Kjell froze, arrested by the painted face of the girl with the same name as his mother. Sasha reached for his hand again, anchoring him, but she continued, her voice adopting the sing-song quality she used whenever she told stories.
“No one talked about Koorah when I came to Caarn. She had been gone a long time.” Sasha took a deep breath, steadying herself, and he glanced down at her, noting the flush on her cheeks and the trembling of her lips. She was as stricken as he. “She would have been queen, Kjell. In Caarn, the throne passes to the oldest child, not the oldest son. She never married, but Aren says she was well-loved. There were suitors, of course, but no one turned her head or won her heart. When she was twenty-eight summers, she disappeared. Aren believed she’d fallen in love with someone unfit to be king. She boarded a ship in the Bay of Dendar, and no one ever saw her again. King Gideon and Queen Briona convinced themselves she was lost at sea. It was easier to believe her dead than to worry about her wellbeing. And everyone knew there were terrible creatures in the Jeruvian Sea,” Sasha added on a whisper.
“Koorah was my mother’s name,” Kjell murmured, his throat too constricted for greater sound.
“I know,” she answered, her voice as hushed as his. “You told me once. But I didn’t even remember my own name then. Today, when you told the trees to move and they obeyed, Padrig asked you where your mother was from.”
“And you remembered her name,” he supposed.
“Yes.” She nodded. For a moment they were quiet, contemplative. Kjell’s mind pulsed with possibilities he discarded almost as quickly as they came. But Sasha wasn’t finished.
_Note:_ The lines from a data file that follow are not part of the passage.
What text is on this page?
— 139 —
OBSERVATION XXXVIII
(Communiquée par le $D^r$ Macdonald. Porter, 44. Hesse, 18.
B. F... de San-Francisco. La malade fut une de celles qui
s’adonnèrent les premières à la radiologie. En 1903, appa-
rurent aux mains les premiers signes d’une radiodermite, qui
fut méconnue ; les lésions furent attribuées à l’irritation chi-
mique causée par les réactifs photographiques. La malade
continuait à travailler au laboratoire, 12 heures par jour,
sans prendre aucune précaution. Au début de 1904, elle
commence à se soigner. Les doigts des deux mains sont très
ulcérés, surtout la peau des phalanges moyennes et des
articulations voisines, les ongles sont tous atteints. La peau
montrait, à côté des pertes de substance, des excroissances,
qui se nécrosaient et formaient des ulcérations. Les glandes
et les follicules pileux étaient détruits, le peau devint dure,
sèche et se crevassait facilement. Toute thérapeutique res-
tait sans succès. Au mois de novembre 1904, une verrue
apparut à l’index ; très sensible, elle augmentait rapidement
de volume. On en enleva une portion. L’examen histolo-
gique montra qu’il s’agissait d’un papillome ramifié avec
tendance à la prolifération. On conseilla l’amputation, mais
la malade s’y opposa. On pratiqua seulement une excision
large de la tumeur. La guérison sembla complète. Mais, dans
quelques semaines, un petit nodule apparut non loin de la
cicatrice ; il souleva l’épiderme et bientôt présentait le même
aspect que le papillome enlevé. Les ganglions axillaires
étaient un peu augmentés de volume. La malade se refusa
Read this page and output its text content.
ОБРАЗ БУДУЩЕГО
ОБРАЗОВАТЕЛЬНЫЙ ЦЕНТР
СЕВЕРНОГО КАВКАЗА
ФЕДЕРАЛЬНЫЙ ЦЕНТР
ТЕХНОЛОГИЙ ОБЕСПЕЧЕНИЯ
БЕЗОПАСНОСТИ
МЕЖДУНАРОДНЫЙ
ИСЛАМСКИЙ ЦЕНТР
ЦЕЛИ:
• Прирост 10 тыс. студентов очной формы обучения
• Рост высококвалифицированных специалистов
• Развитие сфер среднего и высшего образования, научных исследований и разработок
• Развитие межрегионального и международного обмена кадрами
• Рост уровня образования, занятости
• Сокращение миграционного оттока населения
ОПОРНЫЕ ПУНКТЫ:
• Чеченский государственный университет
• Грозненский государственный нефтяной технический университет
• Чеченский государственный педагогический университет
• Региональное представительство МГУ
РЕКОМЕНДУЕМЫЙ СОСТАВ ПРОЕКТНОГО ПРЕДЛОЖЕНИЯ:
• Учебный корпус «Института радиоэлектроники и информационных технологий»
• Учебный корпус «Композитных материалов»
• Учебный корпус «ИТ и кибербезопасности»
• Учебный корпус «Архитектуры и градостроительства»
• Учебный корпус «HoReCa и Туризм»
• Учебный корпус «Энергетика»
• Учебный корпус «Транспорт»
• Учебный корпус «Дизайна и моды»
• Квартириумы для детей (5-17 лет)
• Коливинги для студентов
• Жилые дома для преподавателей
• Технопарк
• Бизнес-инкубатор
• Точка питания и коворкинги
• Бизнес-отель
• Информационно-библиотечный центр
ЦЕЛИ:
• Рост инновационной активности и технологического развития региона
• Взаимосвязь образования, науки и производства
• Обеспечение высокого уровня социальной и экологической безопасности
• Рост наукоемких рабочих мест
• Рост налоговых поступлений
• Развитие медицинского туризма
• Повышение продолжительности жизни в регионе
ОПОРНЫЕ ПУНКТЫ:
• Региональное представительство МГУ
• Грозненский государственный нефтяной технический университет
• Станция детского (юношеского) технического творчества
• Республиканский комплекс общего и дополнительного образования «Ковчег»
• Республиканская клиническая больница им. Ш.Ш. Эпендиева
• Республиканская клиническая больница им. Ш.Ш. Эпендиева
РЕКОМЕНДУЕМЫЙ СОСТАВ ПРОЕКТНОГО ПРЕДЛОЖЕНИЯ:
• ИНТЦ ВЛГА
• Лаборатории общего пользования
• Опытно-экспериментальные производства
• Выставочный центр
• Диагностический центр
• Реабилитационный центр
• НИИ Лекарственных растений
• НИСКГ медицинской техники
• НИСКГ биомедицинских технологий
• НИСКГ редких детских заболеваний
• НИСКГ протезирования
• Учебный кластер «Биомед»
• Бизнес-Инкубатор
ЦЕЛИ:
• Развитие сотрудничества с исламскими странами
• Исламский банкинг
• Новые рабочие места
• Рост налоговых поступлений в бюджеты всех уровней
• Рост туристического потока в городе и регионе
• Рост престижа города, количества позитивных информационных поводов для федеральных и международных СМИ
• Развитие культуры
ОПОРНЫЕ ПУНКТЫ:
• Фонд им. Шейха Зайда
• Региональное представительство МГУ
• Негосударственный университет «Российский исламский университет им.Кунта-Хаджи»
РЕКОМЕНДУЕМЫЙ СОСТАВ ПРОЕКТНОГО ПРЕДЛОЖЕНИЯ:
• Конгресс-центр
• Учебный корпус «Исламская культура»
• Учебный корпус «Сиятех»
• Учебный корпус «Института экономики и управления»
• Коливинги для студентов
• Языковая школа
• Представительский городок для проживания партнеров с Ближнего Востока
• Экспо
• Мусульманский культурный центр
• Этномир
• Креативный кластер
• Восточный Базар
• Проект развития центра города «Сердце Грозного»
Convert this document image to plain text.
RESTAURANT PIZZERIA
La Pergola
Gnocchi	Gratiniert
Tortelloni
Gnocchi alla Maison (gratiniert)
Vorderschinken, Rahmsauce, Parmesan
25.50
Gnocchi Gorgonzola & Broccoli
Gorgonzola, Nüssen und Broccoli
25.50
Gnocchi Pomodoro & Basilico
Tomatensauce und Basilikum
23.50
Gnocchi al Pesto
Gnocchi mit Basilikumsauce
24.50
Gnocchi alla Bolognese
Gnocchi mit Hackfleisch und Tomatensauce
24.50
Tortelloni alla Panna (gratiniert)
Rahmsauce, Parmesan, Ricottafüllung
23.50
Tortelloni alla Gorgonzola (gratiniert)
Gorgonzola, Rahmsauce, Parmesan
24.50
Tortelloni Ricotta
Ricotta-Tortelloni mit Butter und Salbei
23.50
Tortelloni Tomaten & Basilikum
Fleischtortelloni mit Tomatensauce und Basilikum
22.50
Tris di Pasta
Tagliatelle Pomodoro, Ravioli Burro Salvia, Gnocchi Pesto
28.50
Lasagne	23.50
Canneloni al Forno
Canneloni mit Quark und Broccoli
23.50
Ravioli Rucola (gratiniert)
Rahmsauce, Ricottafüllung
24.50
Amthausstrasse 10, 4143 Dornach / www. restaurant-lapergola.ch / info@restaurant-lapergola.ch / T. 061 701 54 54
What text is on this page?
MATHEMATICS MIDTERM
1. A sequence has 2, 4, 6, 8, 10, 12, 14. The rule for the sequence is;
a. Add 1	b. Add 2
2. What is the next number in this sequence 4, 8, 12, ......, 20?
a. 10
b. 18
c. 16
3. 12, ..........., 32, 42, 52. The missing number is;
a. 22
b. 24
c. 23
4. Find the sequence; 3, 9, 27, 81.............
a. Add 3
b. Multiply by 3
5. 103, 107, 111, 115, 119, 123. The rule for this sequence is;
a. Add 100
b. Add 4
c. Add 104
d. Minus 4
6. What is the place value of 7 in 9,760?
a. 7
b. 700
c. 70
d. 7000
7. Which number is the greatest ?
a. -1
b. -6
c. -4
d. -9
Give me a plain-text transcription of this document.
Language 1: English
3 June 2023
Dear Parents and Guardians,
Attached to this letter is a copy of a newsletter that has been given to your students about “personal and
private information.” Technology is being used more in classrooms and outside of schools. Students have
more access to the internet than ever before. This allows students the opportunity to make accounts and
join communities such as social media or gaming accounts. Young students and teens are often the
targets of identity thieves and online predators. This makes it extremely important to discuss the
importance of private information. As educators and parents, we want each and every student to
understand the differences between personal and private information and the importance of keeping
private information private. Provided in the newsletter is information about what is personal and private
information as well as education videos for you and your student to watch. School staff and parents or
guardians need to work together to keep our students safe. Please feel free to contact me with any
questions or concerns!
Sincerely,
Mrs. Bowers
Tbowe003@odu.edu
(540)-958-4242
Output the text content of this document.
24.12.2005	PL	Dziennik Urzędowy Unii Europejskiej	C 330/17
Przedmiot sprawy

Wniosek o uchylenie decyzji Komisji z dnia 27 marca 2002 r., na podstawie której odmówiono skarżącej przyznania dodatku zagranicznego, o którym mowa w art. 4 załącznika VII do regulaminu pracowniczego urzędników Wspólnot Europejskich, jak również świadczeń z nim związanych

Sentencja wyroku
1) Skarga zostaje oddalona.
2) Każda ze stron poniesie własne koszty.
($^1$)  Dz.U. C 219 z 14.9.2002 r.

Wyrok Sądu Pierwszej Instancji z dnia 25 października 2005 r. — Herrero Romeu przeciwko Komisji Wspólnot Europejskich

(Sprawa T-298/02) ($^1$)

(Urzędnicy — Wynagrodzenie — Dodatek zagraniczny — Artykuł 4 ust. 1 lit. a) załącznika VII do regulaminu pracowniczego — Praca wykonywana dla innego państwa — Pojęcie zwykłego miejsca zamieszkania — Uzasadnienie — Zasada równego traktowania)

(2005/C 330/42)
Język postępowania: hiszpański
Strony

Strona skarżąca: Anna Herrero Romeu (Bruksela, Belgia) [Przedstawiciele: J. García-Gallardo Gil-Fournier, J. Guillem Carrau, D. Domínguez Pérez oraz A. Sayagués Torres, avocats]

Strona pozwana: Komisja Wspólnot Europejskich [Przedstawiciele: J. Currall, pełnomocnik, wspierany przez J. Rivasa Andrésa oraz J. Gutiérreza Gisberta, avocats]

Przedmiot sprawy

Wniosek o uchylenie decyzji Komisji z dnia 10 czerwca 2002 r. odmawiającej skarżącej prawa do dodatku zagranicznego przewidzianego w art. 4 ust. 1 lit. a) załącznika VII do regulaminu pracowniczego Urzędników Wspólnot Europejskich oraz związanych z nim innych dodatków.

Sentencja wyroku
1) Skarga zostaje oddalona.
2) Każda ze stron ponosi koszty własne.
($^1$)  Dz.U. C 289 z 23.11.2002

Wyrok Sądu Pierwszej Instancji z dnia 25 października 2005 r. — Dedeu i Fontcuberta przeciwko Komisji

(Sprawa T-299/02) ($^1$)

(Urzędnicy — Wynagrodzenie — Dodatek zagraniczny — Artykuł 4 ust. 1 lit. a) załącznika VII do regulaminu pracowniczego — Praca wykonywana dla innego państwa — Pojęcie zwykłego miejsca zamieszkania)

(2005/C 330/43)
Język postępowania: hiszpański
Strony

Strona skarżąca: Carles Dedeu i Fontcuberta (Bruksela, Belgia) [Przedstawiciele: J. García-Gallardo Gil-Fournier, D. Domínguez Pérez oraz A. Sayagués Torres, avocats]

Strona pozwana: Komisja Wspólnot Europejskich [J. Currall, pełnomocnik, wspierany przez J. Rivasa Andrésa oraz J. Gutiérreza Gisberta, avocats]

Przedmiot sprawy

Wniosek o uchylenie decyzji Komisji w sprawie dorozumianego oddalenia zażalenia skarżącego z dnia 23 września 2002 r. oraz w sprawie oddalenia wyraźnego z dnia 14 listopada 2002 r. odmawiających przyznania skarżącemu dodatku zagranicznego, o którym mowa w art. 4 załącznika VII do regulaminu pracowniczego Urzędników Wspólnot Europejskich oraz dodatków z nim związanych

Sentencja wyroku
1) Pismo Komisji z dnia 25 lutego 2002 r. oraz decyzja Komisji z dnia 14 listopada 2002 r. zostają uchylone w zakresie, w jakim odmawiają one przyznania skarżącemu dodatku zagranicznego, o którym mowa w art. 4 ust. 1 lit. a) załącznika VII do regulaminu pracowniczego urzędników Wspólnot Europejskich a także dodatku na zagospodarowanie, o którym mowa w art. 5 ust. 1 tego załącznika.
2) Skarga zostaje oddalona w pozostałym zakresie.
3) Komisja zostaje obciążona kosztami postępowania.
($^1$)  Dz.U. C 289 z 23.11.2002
“I remembered your mother’s name, and I remembered the story of Koorah, the Healer, who would have been queen,” she said.
“The Healer?”
“Yes, Captain, a Healer.” Sasha lifted her eyes to his, and he could only gaze back, suddenly seeing another slave woman in a foreign land. He’d never known what his mother looked like. He still didn’t, but he gave her blue eyes and golden hair like the portrait on the wall. He gave her a stubborn jaw and a mouth that looked like his.
“Koorah is not a common name,” Sasha murmured.
“No,” he agreed.
“The trees obeyed you,” Sasha reminded.
“Yes.” There was no denying it.
“She was a Healer. You are a Healer.”
He nodded again.
“If you are Lady Koorah of Caarn’s son, then . . . you are the King of Caarn.”
He began shaking his head, adamant and disbelieving. This is where they would not agree. “It could never be proven. And I don’t have any desire to be king.”
“Kell means prince in Dendar,” Sasha whispered.
“I was named after the Kjell Owl! The midwife named me,” Kjell argued.
“Is it possible . . . Koorah . . . named you?” Sasha asked.
“I know only what I was told,” he whispered, and turned away from the painting. “It makes no sense. My father—Zoltev—would have married her if she was heir to a throne. It would have been an advantageous match.”
“Maybe she never told him . . . maybe, like you, she had no desire to be queen, and maybe Zoltev was not the man she followed to Jeru.”
“Or maybe she simply loved . . . badly, and realized too late,” he acquiesced, and his eyes found Sasha’s. “We will never know.”
“No. Not for certain. But I had to show you. It would have been wrong to keep it from you.”
“Keep what from me? Her name was Koorah. It means nothing to me! She means nothing to me. There is no one here, Sasha. We are surrounded by trees and little else.” He ground his palms into his eyes. He was tired, overwrought, and the words that he uttered next were not words he was proud of. “Come back to Jeru. Come back with me, Sasha. Please.”
She bowed her head, and he felt her agony even as he cursed his own weakness. He clenched his fists and looked for something to break.
“I cannot turn my back on these people,” she said.